わたしたちは祈りについての嘘を信じてきました。神に語りかけるためには、清くあらねばならない、成果を出さねばならない、霊感を受けなければならないと思い込んでいたのです。毎日三時間祈るような霊的エリートがいて、わたしたちはその一番下で、途切れ途切れの祈りと気の散る心を抱えているのだと想像していました。

ラ・シャペルのポッドキャスト「レプリカ」第9話で、主任牧師デイビッド・ポティエは物事をあるべき姿に戻します。祈りは成果を出すためのものではありません。神に差し出す買い物リストでもありません。また、霊性を競い合うコンテストでもありません。祈りとは会話です。しかも、驚くべきことに、24時間いつでも会うことができる王の王との会話なのです。

この記事は、この牧会的な対話の要点をまとめたものです。目的は、あなたのやることリストに新しいチェック項目を加えることではなく、今のあなたのまま、今いる場所のままで、神の臨在の中に入っていくことの喜びを取り戻していただくことです。

この記事の構成

  1. 祈りとは何でないか
  2. 祈りとは本当は何か
  3. あなたの祈りを妨げる罪悪感から抜け出す
  4. 祈りという驚くべき特権
  5. 祈りの主要な形(ACTS)
  6. あなたの習慣を見つける、決まった時間と自然な時間
  7. 何を祈ればよいか分からないときはどこから始めるか
  8. 聖書とともに祈る
  9. リーダーの仕事としての祈り
  10. なぜもっと祈らないのか(そしてどう立ち返るか)

1. 祈りとは何でないか

多くの人は祈りを買い物リストのように捉えています。「主よ、これをください、これが欲しいのです、これが必要です……」自分の必要を神に知らせることは聖書的なことです。しかし祈りをそれだけに限定してしまうと、祈りを道具にしてしまいます。祈りは、あなたの願い事の総和よりもはるかに大きなものです。

祈りは神を操るための道具でもありません。一部の誠実なクリスチャンは、自分が望むことこそ神が望んでおられることだと確信し、祈りを糸を引くための手段にしてしまいます。神は操り人形ではありません。
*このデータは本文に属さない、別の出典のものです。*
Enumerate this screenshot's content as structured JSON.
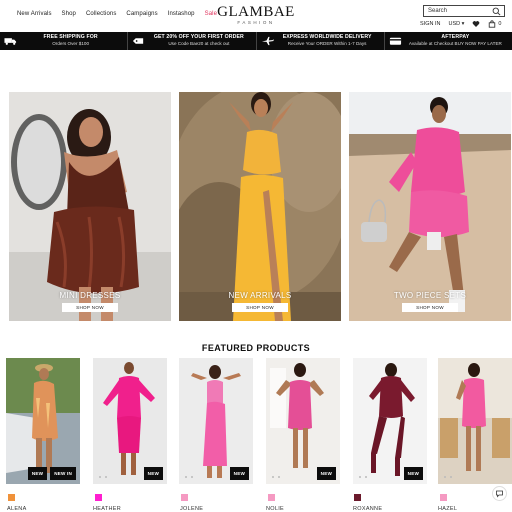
{
  "header": {
    "nav": [
      "New Arrivals",
      "Shop",
      "Collections",
      "Campaigns",
      "Instashop",
      "Sale"
    ],
    "logo": "GLAMBAE",
    "logo_sub": "FASHION",
    "search_placeholder": "Search",
    "sign_in": "SIGN IN",
    "currency": "USD",
    "cart_count": "0",
    "sale_color": "#e0315b"
  },
  "promo": [
    {
      "icon": "truck-icon",
      "title": "FREE SHIPPING FOR",
      "subtitle": "Orders Over $100"
    },
    {
      "icon": "tag-icon",
      "title": "GET 20% OFF YOUR FIRST ORDER",
      "subtitle": "Use Code Bae20 at check out"
    },
    {
      "icon": "plane-icon",
      "title": "EXPRESS WORLDWIDE DELIVERY",
      "subtitle": "Receive Your ORDER Within 1-7 Days"
    },
    {
      "icon": "card-icon",
      "title": "AFTERPAY",
      "subtitle": "Available at Checkout BUY NOW PAY LATER"
    }
  ],
  "hero": [
    {
      "caption": "MINI DRESSES",
      "button": "SHOP NOW"
    },
    {
      "caption": "NEW ARRIVALS",
      "button": "SHOP NOW"
    },
    {
      "caption": "TWO PIECE SETS",
      "button": "SHOP NOW"
    }
  ],
  "featured": {
    "title": "FEATURED PRODUCTS",
    "products": [
      {
        "name": "ALENA",
        "swatch": "#f0923a",
        "badges": [
          "NEW",
          "NEW IN"
        ]
      },
      {
        "name": "HEATHER",
        "swatch": "#ff1fd0",
        "badges": [
          "NEW"
        ]
      },
      {
        "name": "JOLENE",
        "swatch": "#f59ac2",
        "badges": [
          "NEW"
        ]
      },
      {
        "name": "NOLIE",
        "swatch": "#f59ac2",
        "badges": [
          "NEW"
        ]
      },
      {
        "name": "ROXANNE",
        "swatch": "#6b1a2c",
        "badges": [
          "NEW"
        ]
      },
      {
        "name": "HAZEL",
        "swatch": "#f59ac2",
        "badges": []
      }
    ]
  }
}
祈りは霊性のコンテストでもありません。三時間続けて祈る人に感心することはあるかもしれませんが、イエスは心が伴わない祈りについて警告しておられます。長く祈って心がどこかに行ってしまっているよりも、短くても心を込めて祈るほうがよいのです。

また、祈りを変装した説教に変え、人を感心させるために章や節を暗唱するような、人前での演技でもありません。そして、祈りは味気ないものでもありません。祈りが本来の姿になるとき、それは決して退屈なものではないのです。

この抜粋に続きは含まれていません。